Add Arrow C Data Interface support#1
Conversation
Implements both directions of the Arrow C Data Interface spec (https://arrow.apache.org/docs/format/CDataInterface.html): - `Arrow.from_c_data(schema_ptr, array_ptr)` — import an Arrow array from C-owned memory; zero-copy via `unsafe_wrap`; `CDataHandle` finalizer calls the C `release` callbacks automatically. - `Arrow.to_c_data(col)` — export an `ArrowVector` or `Arrow.Table` to C; GC roots kept alive via a token-keyed global dict; `@cfunction` release callbacks (initialised in `__init__`) delete roots on consumer release.

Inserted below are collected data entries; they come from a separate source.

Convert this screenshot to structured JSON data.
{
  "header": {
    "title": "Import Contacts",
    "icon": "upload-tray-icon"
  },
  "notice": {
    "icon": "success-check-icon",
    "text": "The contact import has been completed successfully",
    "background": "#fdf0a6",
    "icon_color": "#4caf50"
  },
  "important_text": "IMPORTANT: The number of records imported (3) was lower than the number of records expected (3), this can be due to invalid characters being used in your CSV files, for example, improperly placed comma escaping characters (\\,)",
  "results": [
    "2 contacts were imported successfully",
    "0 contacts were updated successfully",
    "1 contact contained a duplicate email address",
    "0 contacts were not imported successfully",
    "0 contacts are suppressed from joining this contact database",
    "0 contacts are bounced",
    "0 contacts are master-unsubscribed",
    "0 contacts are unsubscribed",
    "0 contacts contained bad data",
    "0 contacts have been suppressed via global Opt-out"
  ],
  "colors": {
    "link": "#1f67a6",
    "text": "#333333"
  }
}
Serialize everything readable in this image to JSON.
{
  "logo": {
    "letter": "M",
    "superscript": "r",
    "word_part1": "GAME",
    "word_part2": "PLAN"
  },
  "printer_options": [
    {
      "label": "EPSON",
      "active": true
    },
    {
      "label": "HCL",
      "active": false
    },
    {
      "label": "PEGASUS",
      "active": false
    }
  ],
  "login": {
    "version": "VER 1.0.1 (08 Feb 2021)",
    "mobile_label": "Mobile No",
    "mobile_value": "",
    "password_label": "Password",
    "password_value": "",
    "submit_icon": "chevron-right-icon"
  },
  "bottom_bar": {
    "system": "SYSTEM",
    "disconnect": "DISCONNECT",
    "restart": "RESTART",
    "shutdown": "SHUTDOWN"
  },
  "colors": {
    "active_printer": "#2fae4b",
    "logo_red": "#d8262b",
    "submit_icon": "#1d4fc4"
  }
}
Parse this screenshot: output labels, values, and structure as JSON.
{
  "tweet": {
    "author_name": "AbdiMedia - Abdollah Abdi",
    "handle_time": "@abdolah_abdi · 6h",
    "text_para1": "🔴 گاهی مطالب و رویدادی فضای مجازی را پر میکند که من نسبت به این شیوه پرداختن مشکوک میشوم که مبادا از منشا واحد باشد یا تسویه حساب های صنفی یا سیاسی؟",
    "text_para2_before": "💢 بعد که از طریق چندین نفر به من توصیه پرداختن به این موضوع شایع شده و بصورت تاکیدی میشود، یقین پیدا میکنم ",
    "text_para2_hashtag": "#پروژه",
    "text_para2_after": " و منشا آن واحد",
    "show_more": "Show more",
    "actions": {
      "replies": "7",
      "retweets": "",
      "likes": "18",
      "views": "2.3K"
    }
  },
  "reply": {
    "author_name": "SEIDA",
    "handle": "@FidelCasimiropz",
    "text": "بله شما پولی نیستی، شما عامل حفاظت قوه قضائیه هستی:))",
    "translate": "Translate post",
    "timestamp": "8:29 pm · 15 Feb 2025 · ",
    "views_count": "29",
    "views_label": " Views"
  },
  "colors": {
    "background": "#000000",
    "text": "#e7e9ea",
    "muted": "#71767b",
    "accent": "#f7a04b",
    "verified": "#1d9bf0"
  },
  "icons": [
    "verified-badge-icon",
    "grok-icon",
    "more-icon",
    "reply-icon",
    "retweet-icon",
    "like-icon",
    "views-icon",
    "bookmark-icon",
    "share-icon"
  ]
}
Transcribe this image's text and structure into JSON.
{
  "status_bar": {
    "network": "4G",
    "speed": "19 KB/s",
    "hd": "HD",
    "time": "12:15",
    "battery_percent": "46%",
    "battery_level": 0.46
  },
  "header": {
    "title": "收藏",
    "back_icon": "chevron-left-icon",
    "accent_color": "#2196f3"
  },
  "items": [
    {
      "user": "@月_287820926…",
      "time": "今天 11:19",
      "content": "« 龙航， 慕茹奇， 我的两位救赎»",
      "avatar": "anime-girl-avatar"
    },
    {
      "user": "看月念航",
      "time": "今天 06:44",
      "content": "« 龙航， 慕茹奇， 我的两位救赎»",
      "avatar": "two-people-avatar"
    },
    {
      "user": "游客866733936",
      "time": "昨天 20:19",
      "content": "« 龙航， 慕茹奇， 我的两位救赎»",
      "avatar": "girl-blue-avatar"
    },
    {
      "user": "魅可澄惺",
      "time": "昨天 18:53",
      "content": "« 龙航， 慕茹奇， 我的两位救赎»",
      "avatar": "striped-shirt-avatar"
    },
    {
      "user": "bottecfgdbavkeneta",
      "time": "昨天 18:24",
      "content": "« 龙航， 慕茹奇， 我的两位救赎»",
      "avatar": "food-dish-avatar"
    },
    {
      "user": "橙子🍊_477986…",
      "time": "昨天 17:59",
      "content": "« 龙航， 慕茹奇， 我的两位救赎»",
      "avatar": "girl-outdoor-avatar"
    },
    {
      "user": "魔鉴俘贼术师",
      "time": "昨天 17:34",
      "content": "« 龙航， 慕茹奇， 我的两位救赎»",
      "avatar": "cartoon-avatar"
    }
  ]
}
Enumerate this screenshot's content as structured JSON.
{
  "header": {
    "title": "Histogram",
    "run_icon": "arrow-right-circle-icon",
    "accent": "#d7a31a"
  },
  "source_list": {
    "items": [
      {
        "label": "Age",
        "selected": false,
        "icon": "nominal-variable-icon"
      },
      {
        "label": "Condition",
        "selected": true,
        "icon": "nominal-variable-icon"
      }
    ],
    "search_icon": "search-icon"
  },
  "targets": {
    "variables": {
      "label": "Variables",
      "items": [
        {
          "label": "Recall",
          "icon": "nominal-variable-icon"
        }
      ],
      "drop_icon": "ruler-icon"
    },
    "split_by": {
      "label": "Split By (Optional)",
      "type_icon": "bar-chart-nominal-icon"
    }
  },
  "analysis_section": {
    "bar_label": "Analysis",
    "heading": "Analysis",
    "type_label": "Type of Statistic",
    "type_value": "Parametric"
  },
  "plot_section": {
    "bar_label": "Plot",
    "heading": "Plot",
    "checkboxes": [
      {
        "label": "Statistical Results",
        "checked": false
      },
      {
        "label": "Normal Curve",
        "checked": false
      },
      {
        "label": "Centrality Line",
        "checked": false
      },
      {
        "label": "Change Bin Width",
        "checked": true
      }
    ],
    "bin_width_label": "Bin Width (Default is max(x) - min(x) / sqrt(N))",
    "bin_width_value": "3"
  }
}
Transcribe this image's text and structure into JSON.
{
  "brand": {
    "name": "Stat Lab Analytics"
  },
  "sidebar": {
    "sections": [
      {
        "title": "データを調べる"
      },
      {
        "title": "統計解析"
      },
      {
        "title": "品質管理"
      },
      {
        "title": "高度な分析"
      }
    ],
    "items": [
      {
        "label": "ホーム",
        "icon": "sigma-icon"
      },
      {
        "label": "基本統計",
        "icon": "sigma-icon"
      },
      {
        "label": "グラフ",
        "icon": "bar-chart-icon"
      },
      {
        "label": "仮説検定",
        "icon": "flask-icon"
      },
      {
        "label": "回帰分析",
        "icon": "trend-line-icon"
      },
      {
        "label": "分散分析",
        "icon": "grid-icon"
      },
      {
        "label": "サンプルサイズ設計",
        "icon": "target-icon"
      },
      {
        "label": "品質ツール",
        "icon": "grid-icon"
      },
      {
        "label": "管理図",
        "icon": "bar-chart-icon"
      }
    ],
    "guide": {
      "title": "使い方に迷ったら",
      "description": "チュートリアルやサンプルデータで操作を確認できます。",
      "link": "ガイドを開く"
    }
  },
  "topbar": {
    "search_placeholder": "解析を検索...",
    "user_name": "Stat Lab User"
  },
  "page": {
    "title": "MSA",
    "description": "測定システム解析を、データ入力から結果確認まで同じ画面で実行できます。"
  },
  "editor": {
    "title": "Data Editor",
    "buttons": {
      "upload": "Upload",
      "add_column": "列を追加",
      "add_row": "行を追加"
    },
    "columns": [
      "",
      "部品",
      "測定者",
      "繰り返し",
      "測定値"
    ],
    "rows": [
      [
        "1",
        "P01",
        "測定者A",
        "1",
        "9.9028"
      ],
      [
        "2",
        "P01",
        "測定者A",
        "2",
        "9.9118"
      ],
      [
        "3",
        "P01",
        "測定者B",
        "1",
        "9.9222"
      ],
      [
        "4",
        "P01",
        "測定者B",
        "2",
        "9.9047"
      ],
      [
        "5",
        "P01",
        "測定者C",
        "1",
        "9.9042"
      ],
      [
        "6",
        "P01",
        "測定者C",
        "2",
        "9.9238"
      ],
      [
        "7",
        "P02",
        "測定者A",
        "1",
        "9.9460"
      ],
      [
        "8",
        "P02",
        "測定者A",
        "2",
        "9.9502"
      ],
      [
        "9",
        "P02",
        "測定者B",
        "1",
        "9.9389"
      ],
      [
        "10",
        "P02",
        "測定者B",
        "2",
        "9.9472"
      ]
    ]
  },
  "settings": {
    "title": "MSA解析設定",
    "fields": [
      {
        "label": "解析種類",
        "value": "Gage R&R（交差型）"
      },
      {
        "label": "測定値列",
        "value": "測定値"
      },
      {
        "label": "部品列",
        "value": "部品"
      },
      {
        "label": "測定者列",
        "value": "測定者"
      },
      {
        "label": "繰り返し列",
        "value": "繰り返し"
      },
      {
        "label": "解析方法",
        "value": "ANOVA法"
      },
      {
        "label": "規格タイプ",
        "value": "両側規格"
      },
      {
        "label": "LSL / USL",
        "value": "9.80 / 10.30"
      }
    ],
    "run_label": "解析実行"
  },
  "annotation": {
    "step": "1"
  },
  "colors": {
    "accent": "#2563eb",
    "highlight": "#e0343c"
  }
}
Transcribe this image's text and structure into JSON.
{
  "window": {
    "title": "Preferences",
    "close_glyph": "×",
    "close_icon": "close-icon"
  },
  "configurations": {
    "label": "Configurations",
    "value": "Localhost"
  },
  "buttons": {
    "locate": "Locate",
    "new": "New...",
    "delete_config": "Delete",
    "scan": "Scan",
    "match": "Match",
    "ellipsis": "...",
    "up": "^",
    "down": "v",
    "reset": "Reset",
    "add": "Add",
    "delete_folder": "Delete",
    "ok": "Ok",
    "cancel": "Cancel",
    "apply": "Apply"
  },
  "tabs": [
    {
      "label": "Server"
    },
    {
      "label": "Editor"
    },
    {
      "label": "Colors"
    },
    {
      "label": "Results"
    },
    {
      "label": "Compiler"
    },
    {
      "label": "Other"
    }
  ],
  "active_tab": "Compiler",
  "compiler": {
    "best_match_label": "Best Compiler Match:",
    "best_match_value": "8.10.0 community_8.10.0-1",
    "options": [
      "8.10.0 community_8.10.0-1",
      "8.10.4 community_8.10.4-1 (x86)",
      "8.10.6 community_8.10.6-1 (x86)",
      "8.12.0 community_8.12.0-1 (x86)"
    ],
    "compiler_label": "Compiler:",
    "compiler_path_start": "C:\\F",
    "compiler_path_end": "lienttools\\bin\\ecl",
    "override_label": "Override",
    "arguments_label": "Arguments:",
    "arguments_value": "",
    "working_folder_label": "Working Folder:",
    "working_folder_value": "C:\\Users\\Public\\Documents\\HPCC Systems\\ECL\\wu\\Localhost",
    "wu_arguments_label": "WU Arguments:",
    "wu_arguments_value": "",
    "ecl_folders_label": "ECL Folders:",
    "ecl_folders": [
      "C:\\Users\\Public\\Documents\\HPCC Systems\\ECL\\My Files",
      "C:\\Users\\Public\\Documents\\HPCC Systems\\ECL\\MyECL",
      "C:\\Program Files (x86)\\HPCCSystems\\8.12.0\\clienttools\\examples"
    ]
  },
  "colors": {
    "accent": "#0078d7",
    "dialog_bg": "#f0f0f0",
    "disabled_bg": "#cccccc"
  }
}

New public types: `ArrowSchema`, `ArrowArray`, `CImportedArray`, `CImportedTable`, and `release_c_data`. Supports all Arrow column types: primitives, Bool, String/binary, List (generic, large, fixed-size), Struct, Map, DenseUnion, SparseUnion, DictEncoded, Null, and all time/date/duration types. Handles nullable columns, non-zero array offsets, and custom metadata. 68 new tests in `test/cdatainterface.jl` covering format strings, buffer layout, validity bitmaps, round-trips, release semantics, non-zero offsets, and multi-column table import. Co-Authored-By: Claude Sonnet 4.6 (1M context) <noreply@anthropic.com>
Remove duplicate finalizer registrations in `from_c_data`: the
`CDataHandle` was getting a finalizer attached but `CImportedArray`
already owns and manages the handle's lifetime, causing a potential
double-free when the GC collected the handle.
Also widen `child_types` from `DataType[]` to `Type[]` so that
abstract element types (e.g. Union{...}) are accepted without a
type assertion error when building struct arrays.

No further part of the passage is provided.